Study Suggests Immigration Between U.S.-Canada Becoming Less Lop-sided

Citizenship and Immigration Canada commissioned a billboard in Silicon Valley in April to promote Canada to the region’s high-tech workers. More American immigration to Canada is reducing Canada’s U.S. bound brain drain (Government of Canada)

Canada has long suffered a brain drain to the U.S. as more skilled workers immigrate from Canada to the U.S. than vice versa, but that gap is starting to close according to a new study.

As reported by a story in Yahoo News, an Association for Canadian Studies study found that the ratio of U.S. bound Canadians to Canada-bound Americans has decreased from 4-1 to 2-1 over the span of a decade:

Last year, a total of 20,138 people traded their maple leaves for stars and stripes – a drop from the peak of 29,138 in 2005.
Meantime, 11,216 people left Uncle Sam for Queen Elizabeth in 2008, more than double the 5,828 who came to Canada in 2000.

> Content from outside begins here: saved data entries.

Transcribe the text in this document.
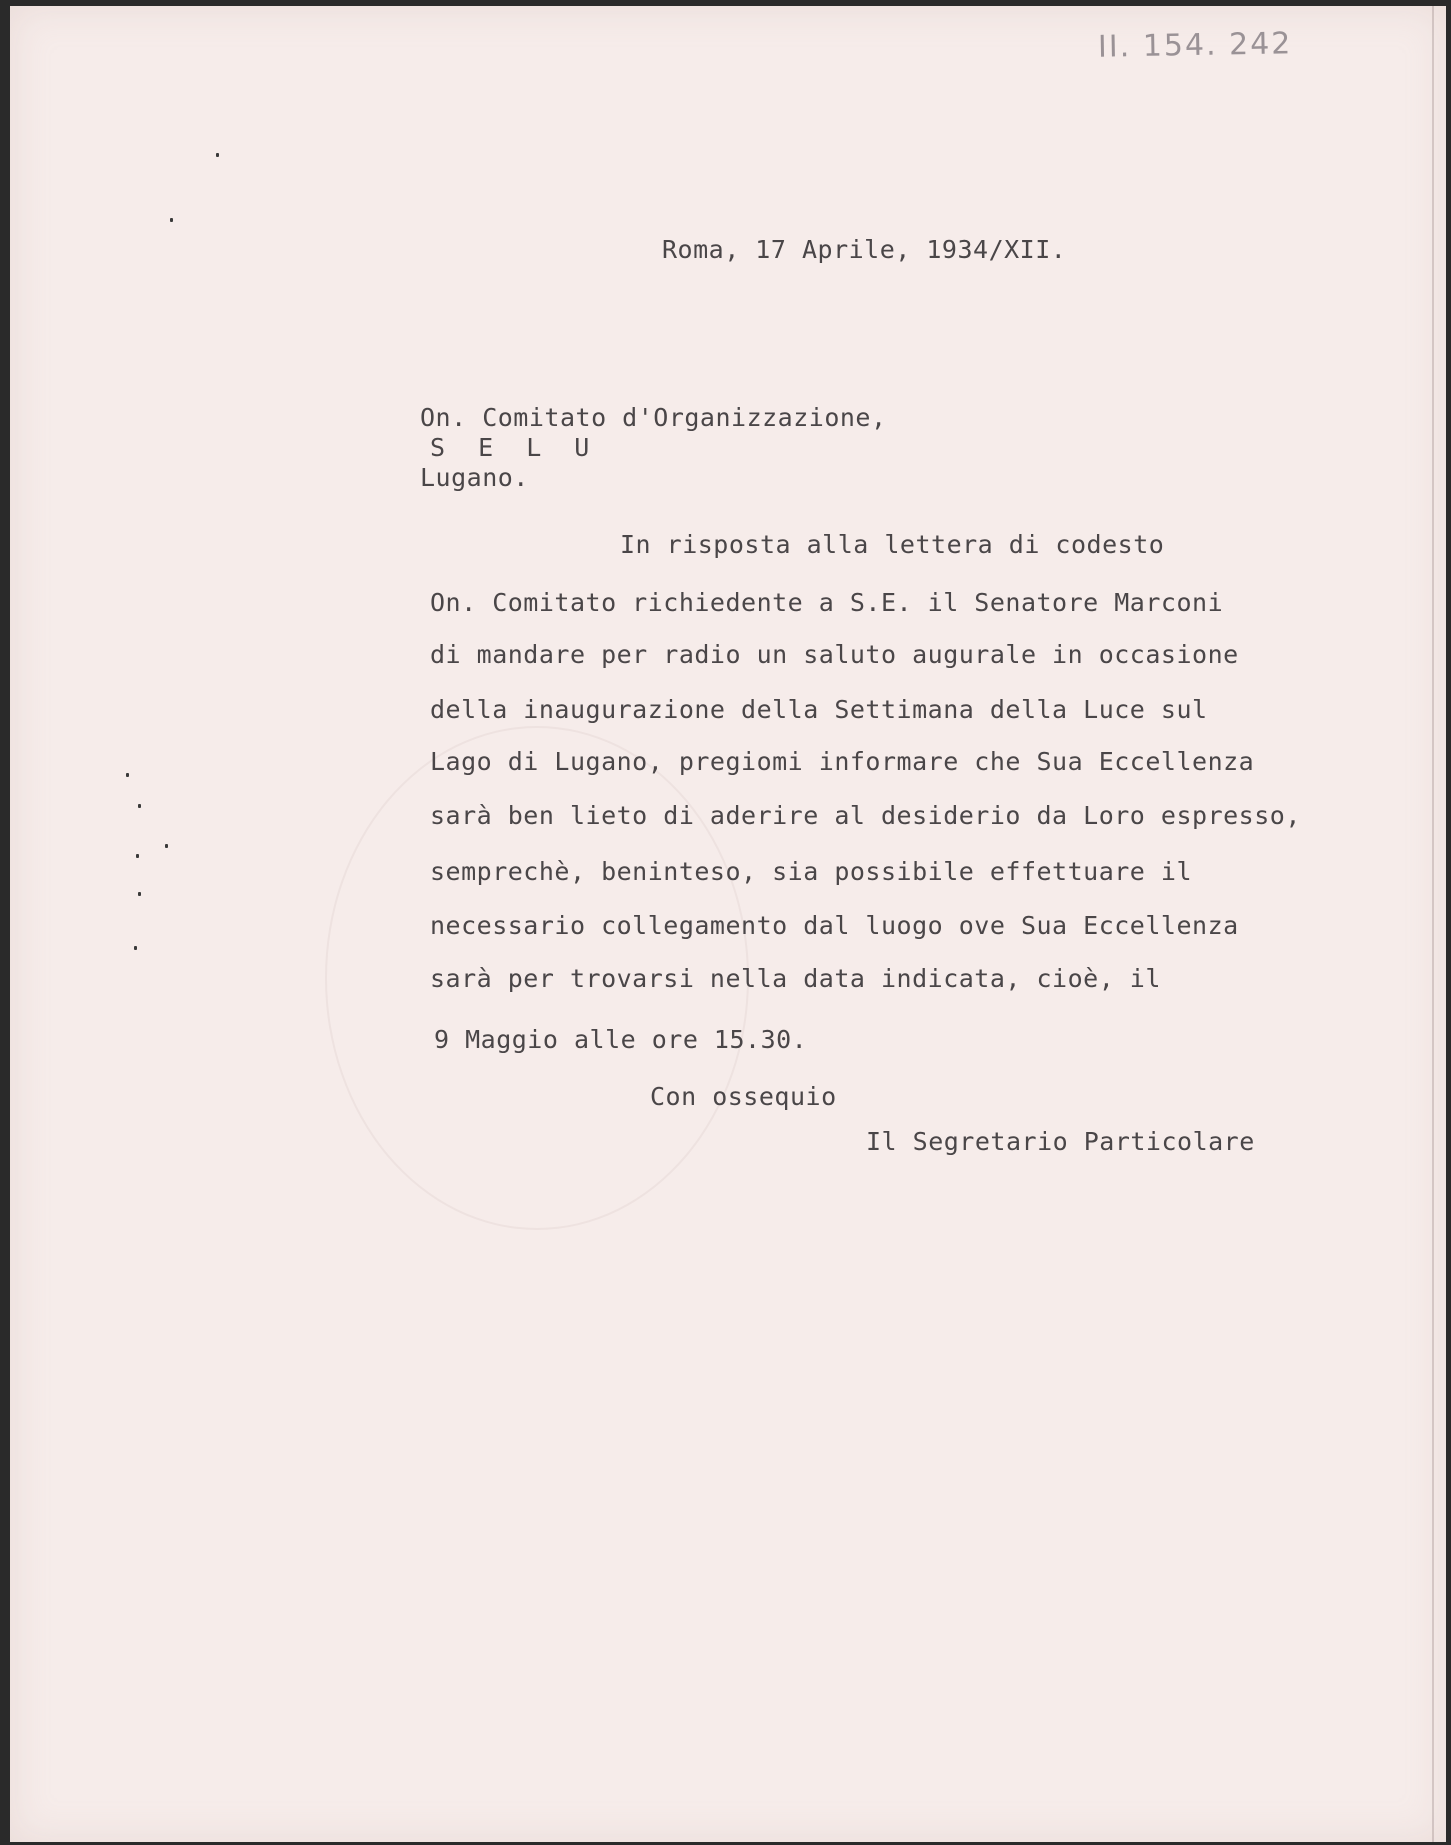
II. 154. 242
Roma, 17 Aprile, 1934/XII.
On. Comitato d'Organizzazione,
S E L U
Lugano.
In risposta alla lettera di codesto
On. Comitato richiedente a S.E. il Senatore Marconi
di mandare per radio un saluto augurale in occasione
della inaugurazione della Settimana della Luce sul
Lago di Lugano, pregiomi informare che Sua Eccellenza
sarà ben lieto di aderire al desiderio da Loro espresso,
semprechè, beninteso, sia possibile effettuare il
necessario collegamento dal luogo ove Sua Eccellenza
sarà per trovarsi nella data indicata, cioè, il
9 Maggio alle ore 15.30.
Con ossequio
Il Segretario Particolare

There seems to be an inconsistency between the data provided by this study and Citizenship and Immigration Canada (CIC)’s own data, which shows only 8,219 Americans becoming Canadian permanent residents in 2008, which could be due to a different methodology used in this study.

CIC has been seeking to attract more U.S. based workers to Canada recently. Canadian Immigration Minister Jason Kenney visited Silicon Valley in April to promote Canada to Americans and foreign nationals working in the U.S. with an H-1B visa.